A long-term attack like a government trying to shut Bitcoin down would cause them to raise premiums and at that point it's a matter of who is willing to spend more money overall: the global Bitcoin user base or the attacker. However, "more hashing" is not always the best defense. Imagine the US government attacking Bitcoin. Insurance companies could hire lobbying firms to stop that practice. They could advertise to get public support. They could help mobilize and fund Bitcoin's grassroots supporters and stakeholders.

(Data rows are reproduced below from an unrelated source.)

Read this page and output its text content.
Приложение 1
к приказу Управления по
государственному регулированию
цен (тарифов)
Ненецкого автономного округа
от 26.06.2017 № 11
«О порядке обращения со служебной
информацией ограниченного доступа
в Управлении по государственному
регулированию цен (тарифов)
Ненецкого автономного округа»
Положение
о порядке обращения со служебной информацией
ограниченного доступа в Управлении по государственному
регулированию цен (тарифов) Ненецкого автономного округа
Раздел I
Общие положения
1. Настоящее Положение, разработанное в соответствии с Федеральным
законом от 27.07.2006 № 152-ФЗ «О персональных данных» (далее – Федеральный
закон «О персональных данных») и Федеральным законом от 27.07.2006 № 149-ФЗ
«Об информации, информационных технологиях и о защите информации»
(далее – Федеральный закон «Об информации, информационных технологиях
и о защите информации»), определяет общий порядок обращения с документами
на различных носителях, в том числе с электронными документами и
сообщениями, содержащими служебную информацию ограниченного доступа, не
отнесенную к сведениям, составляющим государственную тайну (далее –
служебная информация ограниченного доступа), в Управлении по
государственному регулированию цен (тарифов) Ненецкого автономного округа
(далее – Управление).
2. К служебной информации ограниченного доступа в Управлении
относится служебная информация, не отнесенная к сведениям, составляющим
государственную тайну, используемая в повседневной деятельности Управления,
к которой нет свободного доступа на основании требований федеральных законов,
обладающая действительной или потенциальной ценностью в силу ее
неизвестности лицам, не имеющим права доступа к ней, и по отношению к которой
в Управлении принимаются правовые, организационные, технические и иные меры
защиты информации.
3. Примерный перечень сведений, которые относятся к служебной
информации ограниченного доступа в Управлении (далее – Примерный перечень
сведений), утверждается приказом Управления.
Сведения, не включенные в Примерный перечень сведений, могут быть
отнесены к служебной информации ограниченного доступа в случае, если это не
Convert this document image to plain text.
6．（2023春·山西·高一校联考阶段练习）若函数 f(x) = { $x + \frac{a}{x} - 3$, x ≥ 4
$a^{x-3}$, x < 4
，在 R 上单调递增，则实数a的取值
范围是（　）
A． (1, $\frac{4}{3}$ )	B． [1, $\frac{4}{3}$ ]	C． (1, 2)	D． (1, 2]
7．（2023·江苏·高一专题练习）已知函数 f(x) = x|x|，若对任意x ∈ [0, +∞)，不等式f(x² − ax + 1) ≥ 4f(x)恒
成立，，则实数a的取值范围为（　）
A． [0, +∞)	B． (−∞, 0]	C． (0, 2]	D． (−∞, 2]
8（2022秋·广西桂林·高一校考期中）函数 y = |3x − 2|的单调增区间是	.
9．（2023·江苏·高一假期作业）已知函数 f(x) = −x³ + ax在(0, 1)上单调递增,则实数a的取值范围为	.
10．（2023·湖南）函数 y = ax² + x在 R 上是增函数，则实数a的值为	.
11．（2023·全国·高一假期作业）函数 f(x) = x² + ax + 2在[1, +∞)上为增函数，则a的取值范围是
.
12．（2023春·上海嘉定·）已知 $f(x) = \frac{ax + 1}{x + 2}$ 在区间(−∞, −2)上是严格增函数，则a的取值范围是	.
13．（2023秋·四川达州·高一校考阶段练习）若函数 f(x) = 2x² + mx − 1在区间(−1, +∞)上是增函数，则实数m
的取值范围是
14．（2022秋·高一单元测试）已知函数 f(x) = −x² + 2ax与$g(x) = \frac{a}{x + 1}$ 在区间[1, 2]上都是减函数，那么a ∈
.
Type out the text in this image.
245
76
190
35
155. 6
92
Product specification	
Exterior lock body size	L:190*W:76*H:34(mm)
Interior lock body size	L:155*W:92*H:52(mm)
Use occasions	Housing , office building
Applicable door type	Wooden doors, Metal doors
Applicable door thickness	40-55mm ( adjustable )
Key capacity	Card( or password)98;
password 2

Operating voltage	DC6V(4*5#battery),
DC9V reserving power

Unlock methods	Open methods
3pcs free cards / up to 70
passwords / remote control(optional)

In the event of a private company like a competing payment processor attacking Bitcoin, they might seek help from law enforcement. Hashing for the purpose of blocking all transactions or otherwise interfering with Bitcoin would likely be considered criminal hacking in most countries. Even if legal prosecution doesn't succeed, such practices if exposed would do tremendous damage to a company's image. So if you can find out who recently bought ten thousand high performance graphics cards, they would be in a lot of trouble.

Insurance is the tried and true way of dealing with risk. Whether it's a Bitcoin transaction or a money truck, if you want to be covered in case it doesn't make it, get insured. And the nice thing with Bitcoin is that money in transfer can't actually be stolen, only stopped/reversed. So Bitcoin transfers between trusted parties at least will be a lot cheaper to insure than any money truck.

And once again, I'm not advocating for doing anything. All I'm saying is that Satoshi's design will hold up as is. Regulation of the hashing level does not have to and SHOULD NOT be included in the protocol. Because doing so would be much less flexible and fair than letting people create suitable institutions themselves.


¹ Reality is a bit messy - the person getting insurance would pay a little bit more than the pure risk due to administrative overhead. But as the existance of other insurance companies proves, people are willing to pay that little bit extra in order to have certainty. It is likely that many transactions, if not most, would be insured. Convenience goes a long way.